This story was originally published here.
If there’s one healthcare stock on the market that offers a bet on the future, it’s Teladoc (NYSE:TDOC). The virtual healthcare company saw a marked pop when the coronavirus from China started to shake investors’ nerves, and TDOC stock saw a whopping 13.3% decline on Wednesday.
But the case for TDOC stock is long term, so whether you own shares already or are looking to pick up a bargain, this healthcare play is worth considering.
Since the beginning of March, Teladoc has fluctuated between $116 and $167. Those wild swings are in large part due to the coronavirus-related panic that’s hitting the market.
But the company’s future growth story is undeniable, making now a good time to start building a position.
TDOC Stock Offers the Healthcare Everyone Wants
Teladoc offers people the ability to connect with a healthcare professional virtually. The benefits of Teladoc’s subscription-based service are not hard to imagine in the best of times. But with worries about the outbreak keeping people inside, Teladoc’s value is amplified.
Experts predict that the coronavirus will have far-reaching economic and social impacts. And these social impacts are what will boost Teladoc’s popularity.

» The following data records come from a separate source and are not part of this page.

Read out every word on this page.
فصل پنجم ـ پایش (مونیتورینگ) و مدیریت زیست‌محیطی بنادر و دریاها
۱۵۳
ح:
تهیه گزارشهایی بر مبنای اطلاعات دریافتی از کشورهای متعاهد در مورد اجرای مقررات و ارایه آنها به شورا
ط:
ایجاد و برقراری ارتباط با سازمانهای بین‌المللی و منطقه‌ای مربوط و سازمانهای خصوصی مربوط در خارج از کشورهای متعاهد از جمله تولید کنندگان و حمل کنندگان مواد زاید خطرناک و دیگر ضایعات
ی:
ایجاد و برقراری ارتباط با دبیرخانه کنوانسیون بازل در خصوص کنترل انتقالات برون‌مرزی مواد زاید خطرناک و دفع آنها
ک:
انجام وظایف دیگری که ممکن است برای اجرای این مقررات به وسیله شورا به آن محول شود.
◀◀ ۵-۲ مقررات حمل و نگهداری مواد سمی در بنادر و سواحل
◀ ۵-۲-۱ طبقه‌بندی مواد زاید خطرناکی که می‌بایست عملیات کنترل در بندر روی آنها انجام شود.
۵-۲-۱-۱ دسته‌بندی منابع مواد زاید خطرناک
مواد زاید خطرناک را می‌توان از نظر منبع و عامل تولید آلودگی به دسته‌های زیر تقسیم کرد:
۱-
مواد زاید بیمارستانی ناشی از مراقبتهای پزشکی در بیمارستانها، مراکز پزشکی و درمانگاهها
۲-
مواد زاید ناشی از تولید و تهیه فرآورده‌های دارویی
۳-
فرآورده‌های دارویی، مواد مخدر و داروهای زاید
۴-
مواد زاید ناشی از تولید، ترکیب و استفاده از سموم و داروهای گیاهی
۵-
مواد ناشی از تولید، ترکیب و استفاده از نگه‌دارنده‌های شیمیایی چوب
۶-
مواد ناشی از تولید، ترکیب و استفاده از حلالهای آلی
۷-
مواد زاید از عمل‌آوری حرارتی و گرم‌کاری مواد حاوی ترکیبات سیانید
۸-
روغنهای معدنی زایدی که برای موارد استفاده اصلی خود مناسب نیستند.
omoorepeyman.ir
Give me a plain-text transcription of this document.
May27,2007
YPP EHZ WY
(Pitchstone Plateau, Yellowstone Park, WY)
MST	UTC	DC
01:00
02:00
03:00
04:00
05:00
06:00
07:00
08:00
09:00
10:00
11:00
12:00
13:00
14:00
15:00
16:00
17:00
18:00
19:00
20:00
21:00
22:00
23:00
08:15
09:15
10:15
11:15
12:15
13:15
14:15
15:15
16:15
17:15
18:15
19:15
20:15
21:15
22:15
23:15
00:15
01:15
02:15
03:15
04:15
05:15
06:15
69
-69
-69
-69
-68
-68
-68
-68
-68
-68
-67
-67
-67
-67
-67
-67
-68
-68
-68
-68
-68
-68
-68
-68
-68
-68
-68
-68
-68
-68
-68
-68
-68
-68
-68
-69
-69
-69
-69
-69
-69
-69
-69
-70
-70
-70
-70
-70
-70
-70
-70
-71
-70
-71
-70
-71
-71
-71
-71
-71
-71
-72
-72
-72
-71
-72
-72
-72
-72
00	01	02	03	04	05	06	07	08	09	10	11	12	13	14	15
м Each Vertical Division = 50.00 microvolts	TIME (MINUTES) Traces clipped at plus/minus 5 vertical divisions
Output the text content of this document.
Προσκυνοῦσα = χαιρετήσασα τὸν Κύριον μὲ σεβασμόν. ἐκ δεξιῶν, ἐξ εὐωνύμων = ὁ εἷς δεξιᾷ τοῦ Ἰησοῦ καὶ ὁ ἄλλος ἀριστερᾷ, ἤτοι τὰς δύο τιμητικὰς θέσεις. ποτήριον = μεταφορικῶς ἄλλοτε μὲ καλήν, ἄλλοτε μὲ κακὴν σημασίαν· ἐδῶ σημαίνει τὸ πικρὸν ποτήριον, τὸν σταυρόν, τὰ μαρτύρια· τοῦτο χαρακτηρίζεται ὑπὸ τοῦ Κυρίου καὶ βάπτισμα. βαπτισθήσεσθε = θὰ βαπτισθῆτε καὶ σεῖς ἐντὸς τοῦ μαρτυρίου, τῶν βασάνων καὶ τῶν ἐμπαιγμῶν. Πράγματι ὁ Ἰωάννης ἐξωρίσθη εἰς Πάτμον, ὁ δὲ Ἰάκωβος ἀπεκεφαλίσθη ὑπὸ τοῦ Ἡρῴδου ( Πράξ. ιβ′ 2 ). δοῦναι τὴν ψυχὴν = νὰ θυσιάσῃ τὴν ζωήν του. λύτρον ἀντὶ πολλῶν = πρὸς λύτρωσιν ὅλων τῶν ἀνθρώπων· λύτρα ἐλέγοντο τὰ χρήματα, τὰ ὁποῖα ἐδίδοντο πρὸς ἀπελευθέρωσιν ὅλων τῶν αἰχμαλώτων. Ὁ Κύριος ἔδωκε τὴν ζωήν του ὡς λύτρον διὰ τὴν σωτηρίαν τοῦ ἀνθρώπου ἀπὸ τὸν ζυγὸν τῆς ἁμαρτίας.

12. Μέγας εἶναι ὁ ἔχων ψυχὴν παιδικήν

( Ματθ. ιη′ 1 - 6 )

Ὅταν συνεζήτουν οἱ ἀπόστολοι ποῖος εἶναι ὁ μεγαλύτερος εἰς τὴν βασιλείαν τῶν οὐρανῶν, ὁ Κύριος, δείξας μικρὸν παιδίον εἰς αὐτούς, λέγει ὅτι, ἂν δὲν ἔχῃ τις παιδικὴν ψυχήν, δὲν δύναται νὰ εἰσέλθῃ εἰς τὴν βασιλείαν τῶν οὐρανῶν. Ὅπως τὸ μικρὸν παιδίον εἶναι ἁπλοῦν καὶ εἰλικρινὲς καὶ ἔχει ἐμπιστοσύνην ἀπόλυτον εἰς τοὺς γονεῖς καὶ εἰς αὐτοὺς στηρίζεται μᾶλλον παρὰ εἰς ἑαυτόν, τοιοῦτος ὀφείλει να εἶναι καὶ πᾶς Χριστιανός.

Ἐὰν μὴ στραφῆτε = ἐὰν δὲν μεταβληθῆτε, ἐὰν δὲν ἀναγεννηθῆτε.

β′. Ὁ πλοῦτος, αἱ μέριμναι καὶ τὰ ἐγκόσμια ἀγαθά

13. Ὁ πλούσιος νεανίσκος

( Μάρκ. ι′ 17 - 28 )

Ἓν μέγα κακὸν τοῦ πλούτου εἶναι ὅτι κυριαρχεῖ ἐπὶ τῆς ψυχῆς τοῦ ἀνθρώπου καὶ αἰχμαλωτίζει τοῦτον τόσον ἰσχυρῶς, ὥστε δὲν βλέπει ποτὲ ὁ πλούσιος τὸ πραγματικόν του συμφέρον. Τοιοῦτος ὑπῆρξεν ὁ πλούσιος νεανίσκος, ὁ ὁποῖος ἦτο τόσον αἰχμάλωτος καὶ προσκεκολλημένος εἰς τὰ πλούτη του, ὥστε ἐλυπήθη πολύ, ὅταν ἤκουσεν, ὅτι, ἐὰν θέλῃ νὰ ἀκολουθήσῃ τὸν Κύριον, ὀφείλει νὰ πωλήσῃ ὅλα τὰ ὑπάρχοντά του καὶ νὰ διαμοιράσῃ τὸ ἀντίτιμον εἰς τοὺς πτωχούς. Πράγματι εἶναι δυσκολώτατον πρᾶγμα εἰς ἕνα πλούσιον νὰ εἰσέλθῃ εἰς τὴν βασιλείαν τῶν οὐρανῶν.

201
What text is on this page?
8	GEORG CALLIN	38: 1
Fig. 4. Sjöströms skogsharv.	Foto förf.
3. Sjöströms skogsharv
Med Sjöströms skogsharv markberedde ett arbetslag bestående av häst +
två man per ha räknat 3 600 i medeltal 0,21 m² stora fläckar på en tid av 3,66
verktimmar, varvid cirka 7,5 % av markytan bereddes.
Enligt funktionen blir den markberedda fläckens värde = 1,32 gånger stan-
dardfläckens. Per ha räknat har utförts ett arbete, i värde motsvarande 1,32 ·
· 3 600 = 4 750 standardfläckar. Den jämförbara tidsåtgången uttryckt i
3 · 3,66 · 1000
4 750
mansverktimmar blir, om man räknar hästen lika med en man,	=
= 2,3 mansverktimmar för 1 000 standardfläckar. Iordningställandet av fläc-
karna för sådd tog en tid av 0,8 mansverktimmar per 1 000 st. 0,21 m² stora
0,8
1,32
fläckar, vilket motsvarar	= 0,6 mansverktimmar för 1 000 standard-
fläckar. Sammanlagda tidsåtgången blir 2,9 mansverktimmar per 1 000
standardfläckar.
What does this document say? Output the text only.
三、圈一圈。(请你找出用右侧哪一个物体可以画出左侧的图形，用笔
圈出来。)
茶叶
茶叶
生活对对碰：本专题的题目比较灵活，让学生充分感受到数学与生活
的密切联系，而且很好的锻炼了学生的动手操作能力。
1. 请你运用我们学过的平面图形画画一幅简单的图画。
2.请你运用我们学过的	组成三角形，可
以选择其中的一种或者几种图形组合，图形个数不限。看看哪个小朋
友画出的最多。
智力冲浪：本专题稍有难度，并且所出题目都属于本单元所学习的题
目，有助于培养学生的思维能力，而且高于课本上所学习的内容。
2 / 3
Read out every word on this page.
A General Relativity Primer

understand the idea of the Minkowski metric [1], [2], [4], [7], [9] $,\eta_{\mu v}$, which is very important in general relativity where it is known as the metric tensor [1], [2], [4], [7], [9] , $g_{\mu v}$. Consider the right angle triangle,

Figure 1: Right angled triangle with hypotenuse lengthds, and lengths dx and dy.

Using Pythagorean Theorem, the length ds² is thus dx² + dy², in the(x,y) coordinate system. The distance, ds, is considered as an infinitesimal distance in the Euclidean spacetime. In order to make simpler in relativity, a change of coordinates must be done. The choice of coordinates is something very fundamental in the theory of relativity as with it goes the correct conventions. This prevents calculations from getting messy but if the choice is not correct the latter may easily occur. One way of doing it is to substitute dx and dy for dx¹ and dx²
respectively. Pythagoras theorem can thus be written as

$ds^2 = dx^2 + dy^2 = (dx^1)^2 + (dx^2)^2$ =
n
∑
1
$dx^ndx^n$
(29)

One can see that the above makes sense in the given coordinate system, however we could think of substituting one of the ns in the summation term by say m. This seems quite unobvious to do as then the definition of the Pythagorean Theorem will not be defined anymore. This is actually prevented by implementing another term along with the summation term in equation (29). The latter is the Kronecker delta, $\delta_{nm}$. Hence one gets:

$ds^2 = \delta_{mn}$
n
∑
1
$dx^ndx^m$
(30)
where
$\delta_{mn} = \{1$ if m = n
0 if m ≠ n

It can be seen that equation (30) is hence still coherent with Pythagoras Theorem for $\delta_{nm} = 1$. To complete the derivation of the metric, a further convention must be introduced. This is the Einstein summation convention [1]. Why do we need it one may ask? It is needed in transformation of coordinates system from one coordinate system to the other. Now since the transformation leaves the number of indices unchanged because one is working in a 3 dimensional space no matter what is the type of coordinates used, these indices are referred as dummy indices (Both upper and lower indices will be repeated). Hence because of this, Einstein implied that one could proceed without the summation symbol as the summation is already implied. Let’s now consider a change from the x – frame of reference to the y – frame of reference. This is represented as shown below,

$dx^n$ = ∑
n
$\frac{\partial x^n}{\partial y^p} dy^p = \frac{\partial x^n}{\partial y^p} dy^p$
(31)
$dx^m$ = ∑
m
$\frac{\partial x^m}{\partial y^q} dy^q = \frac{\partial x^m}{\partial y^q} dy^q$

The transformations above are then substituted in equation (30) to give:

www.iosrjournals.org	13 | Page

Social distancing measures are likely to remain in place for a while, and many expect daily interactions to change forever.
As Teladoc CEO Jason Gorevic put it, “The demand has shifted forever on virtual care, and we’re on the verge of a new era for virtual care in the healthcare system.”
In the past, employees treated showing up to work sick as worthy of honor. Now, people are more mindful than ever about spreading germs, and that mindset is likely to stick. Teladoc caters to this trend by allowing potentially sick individuals to consult doctors without waiting-room germs.
Even before the coronavirus was on everyone’s minds, Teladoc’s virtual healthcare concept was popular. The firm saw total “visits” rising 57% and subscription fees boosting revenue by 32% in 2019. People like the idea of seeing their doctor from the comfort of their homes — it’s a luxury that saves time and money.
Employers like it too. Teladoc helps reduce the cost of healthcare by 28% according to the company’s analyst day presentation. Just by comparing the cost of a doctor’s visit — $472 in person against $45 for a virtual visit — you can see Teladoc’s appeal.
Teladoc Is a Clear Winner
As virtual healthcare gains popularity, we’re likely to see only one or two winners in the space. Why? It would create headaches if doctors had to juggle several platforms.
Because of this, telemedicine options are likely to stay streamlined. Only one or two will emerge victorious.
For now, Teladoc looks to be a leader of the pack. The firm claims the largest market share with 50 million active users. That’s a lot of momentum that will be hard to stop in the weeks to come, especially as the company continues to gain traction as a first mover amid the coronavirus outbreak. Compare Brokers
The Bottom Line on Teladoc Stock
TDOC stock was a good pick before the coronavirus and it’s an even better one now. Earlier this month, President Donald Trump announced plans to expand telehealth coverage under Medicare. These changes should bring an entirely new demographic into the virtual health market.
Teladoc’s unparalleled size has given the firm an advantage over smaller competitors. Teladoc is simply better able to connect customers with one of its 50,000 clinicians. Teladoc’s revenue and user base will both grow substantially over the next few years as virtual medicine gets a kick-start from the coronavirus crisis.
With the current market’s volatility still a concern, it may not be wise to dump your life savings into TDOC stock now. But there’s no reason not to start building a long-term position.